As I mentioned in my reading round-up, I spent much of the Christmas holiday reading, and my reading material gave me some insights into some of my reading and writing choices.
First, the new-to-me books to discuss:
As recommended by a reader, I read Swept off Her Feet by Hester Browne (though it turns out to be set at February, not Christmas, but still there was snow and atmosphere, which made it perfect for reading on a snowy day after Christmas). This is a sort of chick-litty novel about an antiques appraiser who goes to a Scottish castle to help the new owners evaluate their belongings just as the community is planning their big winter ball -- and soon the self-proclaimed klutz is having to learn Scottish reels. This was such a delight to read, since I'm a fan of both castles and dancing. It struck me as a very romantic book, even though it doesn't follow any of the usual romance genre rules. I wasn't sure if the heroine would end up with a guy, which guy she might end up with, or how it would go, and the romantic happy ending isn't the standard "'til death do us part" kind of thing." And there's zero sex. But still, there were so many wonderful moments and I closed the book with a sigh. I also want to learn that kind of Scottish dancing, though I suspect I will be sorely disappointed by the lack of handsome, single Scotsmen (especially based on the photos posted on the web site for a local group that does this kind of dancing). Still, I may give it a shot, just for the fun/exercise side of things, even if it's not a great place to meet hot men.
I also read Terry Pratchett's latest, Dodger, which is a departure for him, as it's not a fantasy at all, but rather a historical novel. It follows the adventures of a London boy who makes his living scavenging the sewers and how his life changes when he makes the impulsive decision to come to the aid of a girl who seems to be escaping kidnappers. Soon, he's caught up in a web of espionage and intrigue, foiling crimes, and working with Charles Dickens to find a way to save the girl on a more permanent basis. It's a very Horatio Alger-like story of a boy with pluck and a good heart finding a way to move up in the world. It still hits a lot of the points the Discworld series does about the life of the poor, only it's more pointed since it's in our world, and it has the Pratchett humor. It's published as YA, but I think adults may be even more likely to enjoy it, especially if you're familiar enough with Dickens to catch all the inside jokes and references.

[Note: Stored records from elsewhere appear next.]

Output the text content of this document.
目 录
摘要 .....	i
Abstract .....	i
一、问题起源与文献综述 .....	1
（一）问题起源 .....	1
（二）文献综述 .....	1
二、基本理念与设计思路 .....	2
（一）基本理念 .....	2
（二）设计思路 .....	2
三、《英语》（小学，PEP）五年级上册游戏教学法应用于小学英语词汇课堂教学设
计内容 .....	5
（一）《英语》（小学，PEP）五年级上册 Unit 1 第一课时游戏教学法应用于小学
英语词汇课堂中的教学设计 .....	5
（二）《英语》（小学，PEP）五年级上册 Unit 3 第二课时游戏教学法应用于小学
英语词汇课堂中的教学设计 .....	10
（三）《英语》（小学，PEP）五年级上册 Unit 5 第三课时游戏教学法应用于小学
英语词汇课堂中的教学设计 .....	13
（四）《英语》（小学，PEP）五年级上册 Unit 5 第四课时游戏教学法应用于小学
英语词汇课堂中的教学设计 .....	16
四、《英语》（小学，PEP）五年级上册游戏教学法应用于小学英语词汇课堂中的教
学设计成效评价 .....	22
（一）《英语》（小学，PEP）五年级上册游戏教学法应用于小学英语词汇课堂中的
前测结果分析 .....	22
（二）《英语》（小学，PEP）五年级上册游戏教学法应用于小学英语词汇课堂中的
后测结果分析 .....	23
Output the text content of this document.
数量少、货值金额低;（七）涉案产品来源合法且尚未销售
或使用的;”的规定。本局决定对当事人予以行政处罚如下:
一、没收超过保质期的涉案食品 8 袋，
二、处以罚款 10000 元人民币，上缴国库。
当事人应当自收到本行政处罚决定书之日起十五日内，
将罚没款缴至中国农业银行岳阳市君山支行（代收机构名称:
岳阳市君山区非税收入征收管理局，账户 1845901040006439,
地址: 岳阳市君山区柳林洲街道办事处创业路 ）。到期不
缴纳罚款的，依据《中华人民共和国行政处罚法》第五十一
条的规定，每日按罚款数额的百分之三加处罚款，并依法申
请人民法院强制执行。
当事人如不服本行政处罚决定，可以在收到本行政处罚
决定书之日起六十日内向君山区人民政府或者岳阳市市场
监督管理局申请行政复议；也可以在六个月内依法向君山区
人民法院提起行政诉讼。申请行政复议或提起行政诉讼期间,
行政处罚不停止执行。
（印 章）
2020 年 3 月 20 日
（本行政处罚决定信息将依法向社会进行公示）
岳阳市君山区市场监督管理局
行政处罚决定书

And then there was the latest book by Lois McMaster Bujold, Captain Vorpatril's Alliance. Finally, we get a whole book about "that idiot Ivan," as the cousin of our usual hero takes the spotlight, and we learn that Ivan isn't nearly as dumb as he seems. You can tell that Lois is a big fan of Georgette Heyer, as in structure this is essentially a Regency romance set in the distant future, with spaceships and hovercars. It's essentially a marriage-of-convenience plot, with a bit of the "rake who's not as big a rake as he lets people believe" plot in there, as well. Plus a big dose of adventure and intrigue. Ivan ends up getting more than he bargained for when he agrees to help his spy friend check in on a young woman who may be in danger. Actually, she's in huge danger, and there's only one way he can think of to get her away safely. This one was a lot of fun. I've always been fond of Ivan, so it's interesting to get a better look inside his head. He's not clever in the way Miles is, but he has his own ways of getting things to work out without looking like he's doing anything to make them work out, and he does a lot of that by reading people very well. Since we're in a different viewpoint, we also get some different perspectives on a lot of the familiar cast of characters. I hope that this focus on Ivan isn't just a one-off because I'd like to read more about him. I also find myself wanting to go back and re-read some of the other books in the series.
Since this is already getting epic, tomorrow I'll discuss what these books and some others taught me.